An Invitation From The High Sheriff
On Friday, I was having a perfectly satisfactory day. Irma, she of the cleaning fetish, was doing her thing with the vacuum cleaner and the radio. Then, it all changed. I heard somebody on my TV say something about a court case. My brain seized. My heart palpated. I did my stumble-run into the kitchen and started flinging old mail from one pile to another. No luck. At this point I started screaming for help. Irma calmly held up the notice and asked, “Is this the one?” It was the one all right. The one from the High Sheriff. And it said I better show up at the courthouse on Monday morning at 8:30 unless I was ready to die. Well, I thought, I might as well die because I am never awake at that ungodly hour of the morning. It isn’t as if this were news to me. The invitation arrived a couple of weeks ago. I forgot.
Irma has had more judicial experience than anybody I know so I trust her judgment. She advised me to go immediately to the Clerk of Court’s office to whine. If I don’t, she said, the Sheriff will come for me on Monday. It happened to her once. She related this with somber authority. She directed me to the “big courthouse”. The one with the guards and the x-ray machine at the door, you know. Yes, I knew. She agreed that I looked just about right for dismissal after she did a quick inventory of my appearance.

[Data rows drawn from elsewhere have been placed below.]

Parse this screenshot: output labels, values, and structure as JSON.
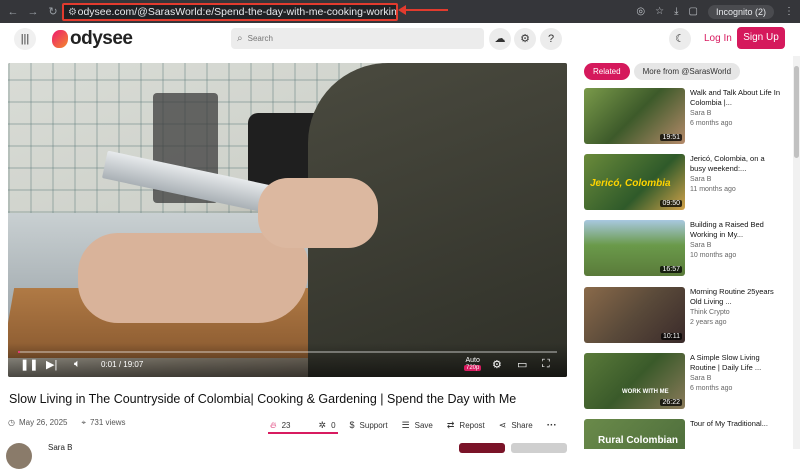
{
  "browser": {
    "url": "odysee.com/@SarasWorld:e/Spend-the-day-with-me-cooking-working-in-the-garden:f",
    "incognito_label": "Incognito (2)"
  },
  "header": {
    "logo_text": "odysee",
    "search_placeholder": "Search",
    "login_label": "Log In",
    "signup_label": "Sign Up"
  },
  "player": {
    "current_time": "0:01",
    "duration": "19:07",
    "separator": "/",
    "quality_mode": "Auto",
    "quality": "720p",
    "progress_fraction": 0.001
  },
  "video": {
    "title": "Slow Living in The Countryside of Colombia| Cooking & Gardening | Spend the Day with Me",
    "date": "May 26, 2025",
    "views": "731 views",
    "fire_count": "23",
    "slime_count": "0",
    "support_label": "Support",
    "save_label": "Save",
    "repost_label": "Repost",
    "share_label": "Share",
    "channel_name": "Sara B"
  },
  "sidebar": {
    "tabs": [
      {
        "label": "Related"
      },
      {
        "label": "More from @SarasWorld"
      }
    ],
    "items": [
      {
        "title": "Walk and Talk About Life In Colombia |...",
        "channel": "Sara B",
        "age": "6 months ago",
        "duration": "19:51"
      },
      {
        "title": "Jericó, Colombia, on a busy weekend:...",
        "channel": "Sara B",
        "age": "11 months ago",
        "duration": "09:50",
        "thumb_text": "Jericó, Colombia"
      },
      {
        "title": "Building a Raised Bed Working in My...",
        "channel": "Sara B",
        "age": "10 months ago",
        "duration": "16:57"
      },
      {
        "title": "Morning Routine 25years Old Living ...",
        "channel": "Think Crypto",
        "age": "2 years ago",
        "duration": "10:11"
      },
      {
        "title": "A Simple Slow Living Routine | Daily Life ...",
        "channel": "Sara B",
        "age": "6 months ago",
        "duration": "26:22",
        "thumb_text": "WORK WITH ME"
      },
      {
        "title": "Tour of My Traditional...",
        "channel": "",
        "age": "",
        "duration": "",
        "thumb_text": "Rural Colombian"
      }
    ]
  },
  "colors": {
    "brand": "#d5195c",
    "annotation": "#e23b2e"
  }
}
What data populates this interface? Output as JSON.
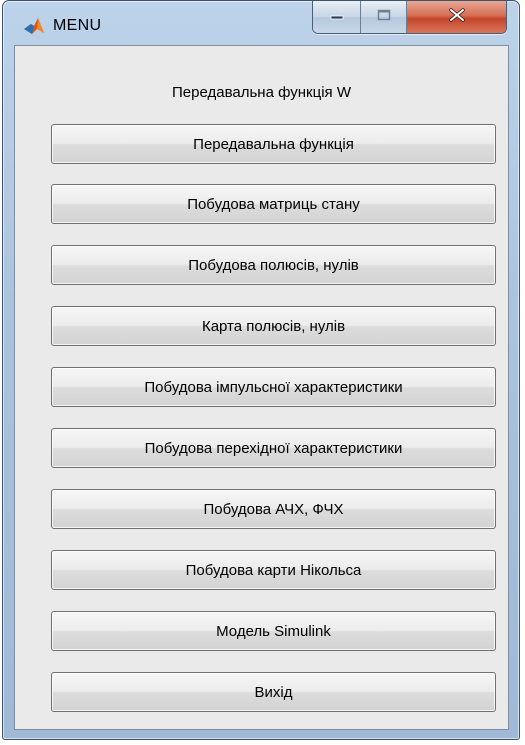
{
  "window": {
    "title": "MENU"
  },
  "panel": {
    "title": "Передавальна функція W"
  },
  "buttons": [
    "Передавальна функція",
    "Побудова матриць стану",
    "Побудова полюсів, нулів",
    "Карта полюсів, нулів",
    "Побудова імпульсної характеристики",
    "Побудова перехідної характеристики",
    "Побудова АЧХ, ФЧХ",
    "Побудова карти Нікольса",
    "Модель Simulink",
    "Вихід"
  ],
  "icons": {
    "app": "matlab-logo-icon",
    "minimize": "minimize-icon",
    "maximize": "maximize-icon",
    "close": "close-icon"
  },
  "colors": {
    "frame": "#a9c2dd",
    "client": "#eaeaea",
    "close": "#c4452a"
  }
}
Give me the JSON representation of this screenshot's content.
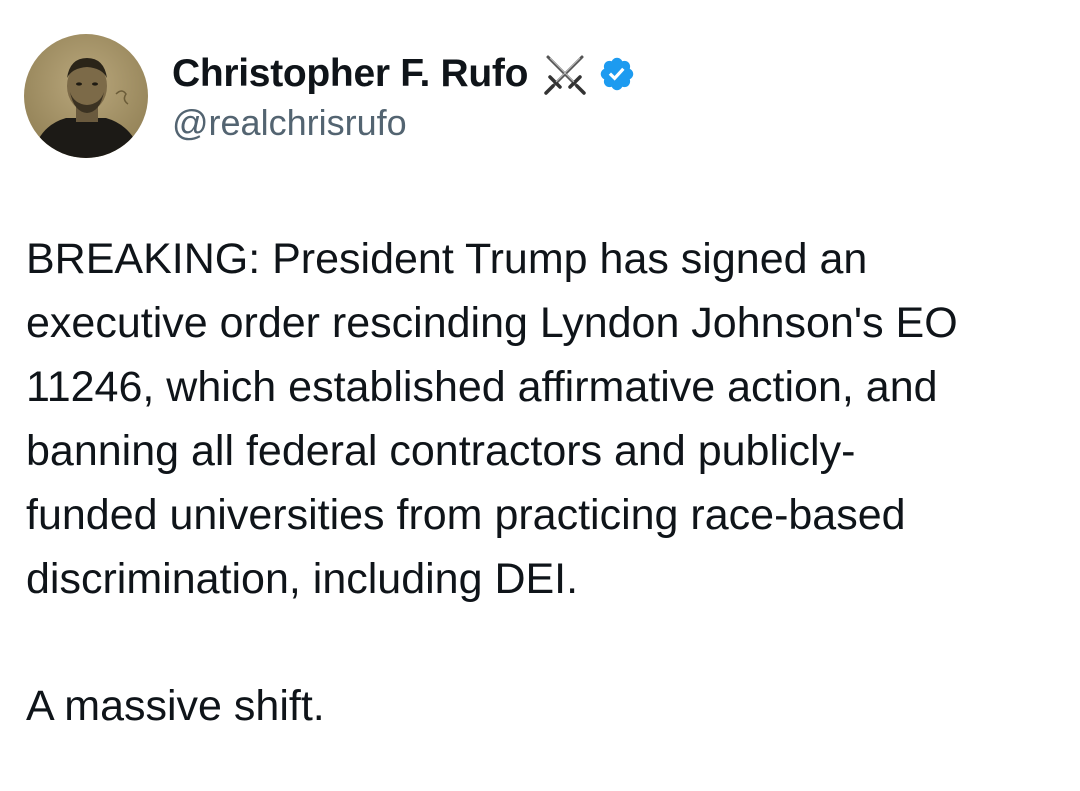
{
  "author": {
    "display_name": "Christopher F. Rufo",
    "handle": "@realchrisrufo",
    "name_emoji_icon": "crossed-swords-icon",
    "verified_icon": "verified-badge-icon",
    "verified_color": "#1d9bf0",
    "avatar_icon": "profile-photo"
  },
  "tweet": {
    "lines": [
      "BREAKING: President Trump has signed an",
      "executive order rescinding Lyndon Johnson's EO",
      "11246, which established affirmative action, and",
      "banning all federal contractors and publicly-",
      "funded universities from practicing race-based",
      "discrimination, including DEI."
    ],
    "closing": "A massive shift."
  },
  "colors": {
    "text": "#0f1419",
    "secondary_text": "#536471",
    "background": "#ffffff"
  }
}
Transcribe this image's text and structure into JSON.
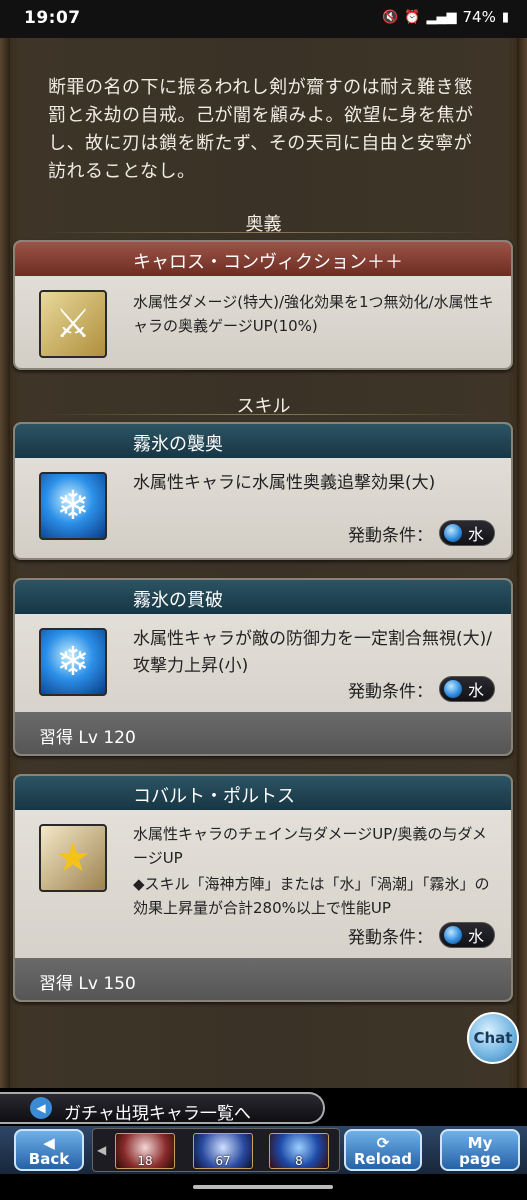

Yesterday’s unmatched, wrinkled shirt and pants from the top of the pile on the chair in my bedroom. The shoes, a faded red pair of Crocs, that match nothing anybody owns. My hair, the envy of every kid in town who sprays, waxes and gels to get the equivalent effect. Now for the hearing aids, and I’m all set.
I grabbed the hearing aids (the ones I don’t wear) from their box and stuck them in my ears…dead batteries included. These state of the art digital pieces of junk have directional microphones. The wearer can set the direction and volume with these microscopic buttons on the tops of the transformers that go behind the ears. Apparently I set them once, accidentally, and have never been able to re-set them. I could hear better without the things anyway. Hey, they were expensive and my daughter says I can’t hear, so I gave them a try. I never dreamed that one day they would be worth every cent and every single annoying trip to the audiologist’s office. Their singular failure has endeared the things to me for life.
It was only after the fact that I read the Texas Government Code relating to the hard of hearing: § 6 OR HARD OF HEARING JUROR 2.1041. DEAF. (a) A deaf or hard of hearing person is not disqualified to serve as a juror solely because of hearing loss except as provided by this section. I had no idea that deafness would fail me here too. Thank goodness I did not know that piece of information on Friday afternoon at 3:30.
I arrived at the courthouse and was let in by three extraordinarily accommodating and smiling men in brown uniforms…with big guns strapped on. Obviously, they considered me to be a harmless, rather mindless old lady. They directed me, fingers pointed, down the hall to the elevator. Third floor; take a right; you can’t miss it, they said in that tone reserved for daft old ladies. I smiled and thanked them.
The Clerk of Court was wearing a pair of too-tight jeans and a tee shirt. She was friendly. I couldn’t hear a thing she said with those earplugs in my ears. I turned my head in what I knew was a foolish posture so she could see them. I gave her my best geriatric smile as I leaned in toward her over the counter in a convincingly earnest effort to hear. Without a single reprimand, she took my card with no information completed on it. In an apologetic voice, I threw in that I have a familial tremor in my writing hand. So far, so good. She’s swallowing this spiel hook, line and sinker, I thought to myself.
It was too late to get an affidavit signed and approved by the judge before Monday morning. I was about to feel slightly claustrophobic until she said she could “fix it up” so I wouldn’t have to appear ever again. She would grant me an extension until July. I must have given some kind of performance. She reassured me that she was entering all of this in her database (“computer”, she said) and helpfully wrote down the date on my summons: July 9 and suggested that I write the date on my calendar. I would be seventy years old by then, she said. Problem solved. I think I will adopt her.